Un jeune tamponnais, tout juste majeur à l’époque des faits a été condamné à 5 ans de prison avec sursis. Il était jugé pour avoir abusé d’une lycéenne en 2011. Un viol sur fond d’alcool, un matin de manifestations lycéennes. Il a exprimé ses regrets tout au long de l'audience.

Fabrice Floch
Publié le , mis à jour le

Une année et demie s’est écoulée depuis ce funeste 21 février 2011. En fin de matinée, deux lycéennes croisent la route de deux jeunes du Tampon. Il y a grève, les cours sont suspendus, les étudiants manifestent.

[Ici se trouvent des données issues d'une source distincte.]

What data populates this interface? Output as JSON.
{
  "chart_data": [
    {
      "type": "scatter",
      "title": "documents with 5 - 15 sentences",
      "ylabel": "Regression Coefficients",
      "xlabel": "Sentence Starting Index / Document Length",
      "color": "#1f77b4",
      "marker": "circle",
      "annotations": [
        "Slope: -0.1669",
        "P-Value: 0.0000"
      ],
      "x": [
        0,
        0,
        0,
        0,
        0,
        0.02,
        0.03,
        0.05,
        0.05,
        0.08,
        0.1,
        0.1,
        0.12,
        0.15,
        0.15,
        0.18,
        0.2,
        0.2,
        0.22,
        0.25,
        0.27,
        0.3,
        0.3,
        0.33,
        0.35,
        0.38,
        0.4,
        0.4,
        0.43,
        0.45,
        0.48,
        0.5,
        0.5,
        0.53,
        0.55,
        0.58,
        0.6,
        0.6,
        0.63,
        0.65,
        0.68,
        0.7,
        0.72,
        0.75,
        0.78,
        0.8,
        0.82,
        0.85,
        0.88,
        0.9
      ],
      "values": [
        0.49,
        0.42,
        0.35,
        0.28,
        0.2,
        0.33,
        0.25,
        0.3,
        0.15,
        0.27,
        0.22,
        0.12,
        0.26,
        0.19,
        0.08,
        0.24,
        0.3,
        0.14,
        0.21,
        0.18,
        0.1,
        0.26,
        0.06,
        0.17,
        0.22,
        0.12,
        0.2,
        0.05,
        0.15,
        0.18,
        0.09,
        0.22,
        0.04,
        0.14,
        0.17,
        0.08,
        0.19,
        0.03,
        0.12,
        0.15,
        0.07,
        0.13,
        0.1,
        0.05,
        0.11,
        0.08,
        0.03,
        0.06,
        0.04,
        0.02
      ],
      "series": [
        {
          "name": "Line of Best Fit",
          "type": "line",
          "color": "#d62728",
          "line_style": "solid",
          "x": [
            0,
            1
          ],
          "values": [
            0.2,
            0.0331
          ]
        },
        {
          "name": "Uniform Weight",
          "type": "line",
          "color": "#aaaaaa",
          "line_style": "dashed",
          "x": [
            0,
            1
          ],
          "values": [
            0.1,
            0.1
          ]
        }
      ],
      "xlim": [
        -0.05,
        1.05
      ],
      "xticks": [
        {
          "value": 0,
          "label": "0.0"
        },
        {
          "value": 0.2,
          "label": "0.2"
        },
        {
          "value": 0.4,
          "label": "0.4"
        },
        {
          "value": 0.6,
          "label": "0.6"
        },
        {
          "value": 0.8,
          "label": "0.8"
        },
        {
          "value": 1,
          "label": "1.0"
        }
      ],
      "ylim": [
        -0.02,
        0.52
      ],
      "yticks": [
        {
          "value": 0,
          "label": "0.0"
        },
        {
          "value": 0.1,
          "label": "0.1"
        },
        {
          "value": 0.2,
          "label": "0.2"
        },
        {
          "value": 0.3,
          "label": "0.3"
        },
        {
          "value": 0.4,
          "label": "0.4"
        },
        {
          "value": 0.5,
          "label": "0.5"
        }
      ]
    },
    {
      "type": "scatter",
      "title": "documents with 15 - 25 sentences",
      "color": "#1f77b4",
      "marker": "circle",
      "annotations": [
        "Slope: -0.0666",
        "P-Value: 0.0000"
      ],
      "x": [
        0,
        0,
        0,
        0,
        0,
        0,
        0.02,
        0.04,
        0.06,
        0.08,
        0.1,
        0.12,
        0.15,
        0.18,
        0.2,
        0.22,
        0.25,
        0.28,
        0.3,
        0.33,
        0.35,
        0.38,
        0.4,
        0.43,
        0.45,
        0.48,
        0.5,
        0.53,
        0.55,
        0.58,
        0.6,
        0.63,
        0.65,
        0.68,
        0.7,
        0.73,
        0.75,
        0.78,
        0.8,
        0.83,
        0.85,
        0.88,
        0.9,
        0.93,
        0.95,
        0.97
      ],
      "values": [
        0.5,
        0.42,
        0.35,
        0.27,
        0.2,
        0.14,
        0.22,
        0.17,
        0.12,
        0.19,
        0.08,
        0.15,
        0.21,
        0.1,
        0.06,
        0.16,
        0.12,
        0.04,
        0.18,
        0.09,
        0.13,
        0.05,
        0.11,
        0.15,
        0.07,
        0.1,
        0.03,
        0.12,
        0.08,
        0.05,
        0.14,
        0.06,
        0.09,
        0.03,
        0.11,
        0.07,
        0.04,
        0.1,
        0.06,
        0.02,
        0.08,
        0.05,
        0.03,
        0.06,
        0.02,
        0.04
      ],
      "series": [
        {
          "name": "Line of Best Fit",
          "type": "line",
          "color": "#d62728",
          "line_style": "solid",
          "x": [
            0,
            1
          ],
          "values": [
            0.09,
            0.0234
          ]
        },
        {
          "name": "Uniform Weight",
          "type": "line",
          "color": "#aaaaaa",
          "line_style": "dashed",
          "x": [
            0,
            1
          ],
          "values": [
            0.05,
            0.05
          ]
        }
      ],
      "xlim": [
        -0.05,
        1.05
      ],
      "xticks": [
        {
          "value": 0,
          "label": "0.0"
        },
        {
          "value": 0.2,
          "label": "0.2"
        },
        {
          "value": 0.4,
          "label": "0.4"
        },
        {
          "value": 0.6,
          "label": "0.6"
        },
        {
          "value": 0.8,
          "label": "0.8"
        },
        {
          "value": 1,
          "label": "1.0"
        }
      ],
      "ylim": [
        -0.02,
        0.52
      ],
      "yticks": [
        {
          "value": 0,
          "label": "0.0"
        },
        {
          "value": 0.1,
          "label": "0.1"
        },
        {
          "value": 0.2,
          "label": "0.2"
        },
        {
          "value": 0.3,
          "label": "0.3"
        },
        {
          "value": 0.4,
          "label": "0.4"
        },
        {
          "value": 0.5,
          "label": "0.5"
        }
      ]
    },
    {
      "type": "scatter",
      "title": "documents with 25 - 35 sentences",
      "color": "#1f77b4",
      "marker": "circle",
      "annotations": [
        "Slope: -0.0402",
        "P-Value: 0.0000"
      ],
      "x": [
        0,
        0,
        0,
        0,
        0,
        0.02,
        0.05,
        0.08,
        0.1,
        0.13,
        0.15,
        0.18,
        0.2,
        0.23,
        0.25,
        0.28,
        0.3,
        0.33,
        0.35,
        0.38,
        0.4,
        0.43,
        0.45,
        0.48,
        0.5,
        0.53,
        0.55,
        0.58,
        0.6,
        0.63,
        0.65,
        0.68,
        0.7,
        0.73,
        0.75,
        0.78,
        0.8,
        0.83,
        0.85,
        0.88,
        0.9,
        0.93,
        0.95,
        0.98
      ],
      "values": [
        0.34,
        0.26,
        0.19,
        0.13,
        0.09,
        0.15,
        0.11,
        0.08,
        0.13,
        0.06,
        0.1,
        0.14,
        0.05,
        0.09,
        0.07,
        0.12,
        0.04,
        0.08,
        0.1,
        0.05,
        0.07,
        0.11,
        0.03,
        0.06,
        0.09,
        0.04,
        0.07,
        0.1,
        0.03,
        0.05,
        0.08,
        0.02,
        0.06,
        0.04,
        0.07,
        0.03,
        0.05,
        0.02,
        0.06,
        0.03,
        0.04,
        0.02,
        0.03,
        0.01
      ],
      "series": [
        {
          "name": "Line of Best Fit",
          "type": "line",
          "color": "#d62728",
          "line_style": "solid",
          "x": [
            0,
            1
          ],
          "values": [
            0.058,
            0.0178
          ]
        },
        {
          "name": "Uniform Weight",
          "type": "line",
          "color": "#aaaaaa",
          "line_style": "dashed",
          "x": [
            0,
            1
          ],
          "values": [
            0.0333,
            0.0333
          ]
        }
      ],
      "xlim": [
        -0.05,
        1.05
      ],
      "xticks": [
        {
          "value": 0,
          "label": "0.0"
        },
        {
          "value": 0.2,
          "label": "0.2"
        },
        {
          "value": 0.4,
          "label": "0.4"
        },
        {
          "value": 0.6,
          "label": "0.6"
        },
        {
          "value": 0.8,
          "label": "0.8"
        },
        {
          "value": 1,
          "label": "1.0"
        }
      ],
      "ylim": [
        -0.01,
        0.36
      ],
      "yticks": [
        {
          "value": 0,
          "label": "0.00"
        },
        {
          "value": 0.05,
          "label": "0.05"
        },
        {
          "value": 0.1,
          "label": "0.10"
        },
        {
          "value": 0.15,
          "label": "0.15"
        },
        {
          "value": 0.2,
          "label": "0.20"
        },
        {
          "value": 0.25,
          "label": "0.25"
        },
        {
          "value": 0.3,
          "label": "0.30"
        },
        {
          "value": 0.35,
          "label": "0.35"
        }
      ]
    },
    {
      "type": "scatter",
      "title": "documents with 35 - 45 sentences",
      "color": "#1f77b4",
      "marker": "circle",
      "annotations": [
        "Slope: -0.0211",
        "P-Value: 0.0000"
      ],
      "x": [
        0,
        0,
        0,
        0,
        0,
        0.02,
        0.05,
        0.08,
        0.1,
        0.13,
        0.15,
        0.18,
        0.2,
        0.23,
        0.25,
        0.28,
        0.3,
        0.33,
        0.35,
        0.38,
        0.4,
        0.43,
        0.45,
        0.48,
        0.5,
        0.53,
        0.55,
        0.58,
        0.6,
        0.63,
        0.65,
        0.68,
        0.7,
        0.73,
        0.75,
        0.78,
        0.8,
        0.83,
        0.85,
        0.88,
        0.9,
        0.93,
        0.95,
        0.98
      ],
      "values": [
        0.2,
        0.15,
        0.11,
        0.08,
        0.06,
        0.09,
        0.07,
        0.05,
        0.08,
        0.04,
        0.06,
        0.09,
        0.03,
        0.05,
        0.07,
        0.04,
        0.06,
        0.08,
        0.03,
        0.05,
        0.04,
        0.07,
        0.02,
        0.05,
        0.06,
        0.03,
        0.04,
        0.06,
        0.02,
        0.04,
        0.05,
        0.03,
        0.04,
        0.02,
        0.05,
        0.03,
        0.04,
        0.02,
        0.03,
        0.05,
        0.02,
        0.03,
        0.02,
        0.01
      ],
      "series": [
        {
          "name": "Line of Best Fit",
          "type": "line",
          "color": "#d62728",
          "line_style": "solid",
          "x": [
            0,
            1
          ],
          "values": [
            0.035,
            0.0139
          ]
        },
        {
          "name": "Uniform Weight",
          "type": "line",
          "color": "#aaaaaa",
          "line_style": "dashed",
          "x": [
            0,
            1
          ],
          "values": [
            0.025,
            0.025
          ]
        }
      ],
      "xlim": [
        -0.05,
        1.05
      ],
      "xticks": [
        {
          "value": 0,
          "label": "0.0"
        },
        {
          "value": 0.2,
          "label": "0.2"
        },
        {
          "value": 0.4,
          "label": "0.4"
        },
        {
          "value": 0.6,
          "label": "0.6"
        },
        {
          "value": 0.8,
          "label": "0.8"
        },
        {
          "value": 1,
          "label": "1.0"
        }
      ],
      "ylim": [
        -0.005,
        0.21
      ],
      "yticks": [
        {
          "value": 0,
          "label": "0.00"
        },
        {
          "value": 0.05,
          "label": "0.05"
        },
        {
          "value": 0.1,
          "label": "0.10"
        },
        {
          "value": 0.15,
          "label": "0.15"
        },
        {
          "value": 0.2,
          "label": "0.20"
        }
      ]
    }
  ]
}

Les jeunes filles acceptent de partager la bouteille d’alcool fort proposée par les tamponnais.
L’alcool fait son oeuvre. La future victime a bu plus que de raison et ne contrôle ni ses mots, ni ses pulsions.
       
Aucun scrupule
 
Dans ce contexte, très alcoolisé, l’adolescente consent à avoir un premier rapport sexuel avec l’un des participants à la beuverie, mais repousse les avances de l’accusé. Le petit ami, de circonstance, délaisse la jeune fille qu’il n’estime pas maîtresse de ses sentiments.

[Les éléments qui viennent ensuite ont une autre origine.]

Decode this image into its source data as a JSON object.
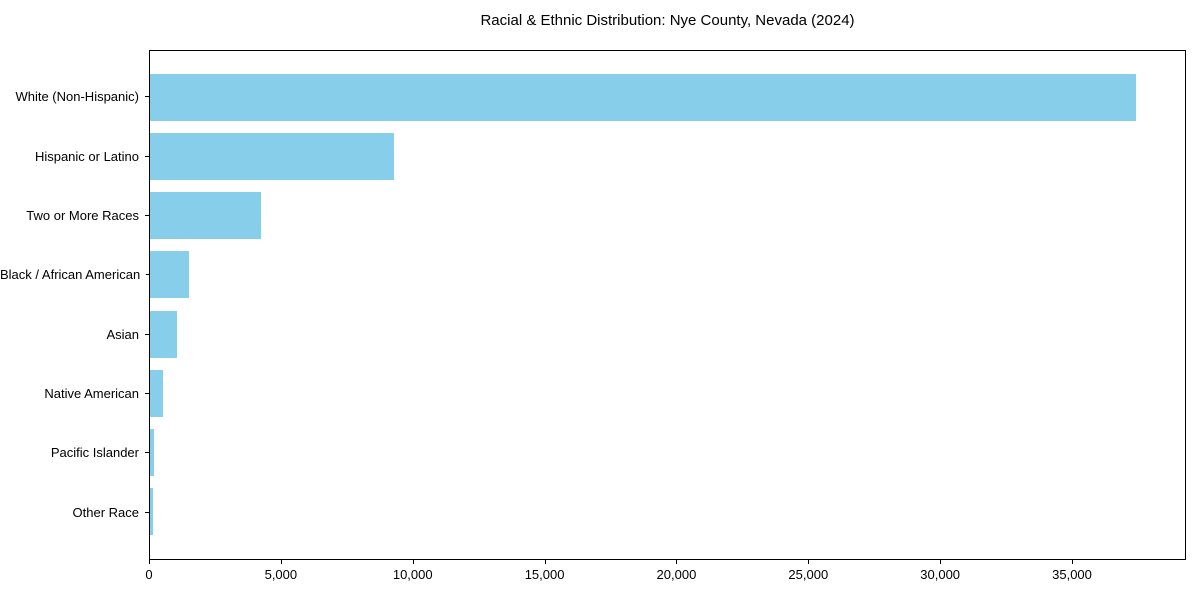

Le prévenu n’aura pas les mêmes scrupules. Malgré les refus bredouillés, il passe à l’acte. Un viol interrompu par l’intervention d’un groupe de lycéens qui a entendu les plaintes de la malheureuse.
 
Déjà père de famille
 
Dans le box, l’auteur du viol baisse la tête et pleure. Le temps lui a permis de prendre conscience de la gravité des faits pour lesquels il est aujourd’hui jugé. Le jeune père de famille (devenu père d’un garçon à l’âge de 15 ans) reconnaît qu’il a tendance à s’enivrer et qu’il est susceptible d’avoir un changement de comportement quand il a bu.
Par chance selon la psychologue, la victime n’a pas de souvenir précis de cette matinée. Cependant, elle est devenue méfiante voire distante.
Pour ce viol sordide l'accusé a été condamné à cinq de prison avec sursis. Une condamnation qui tient compte de son attitude et de l'expression de ses regrets pendant les deux jours de ce procès.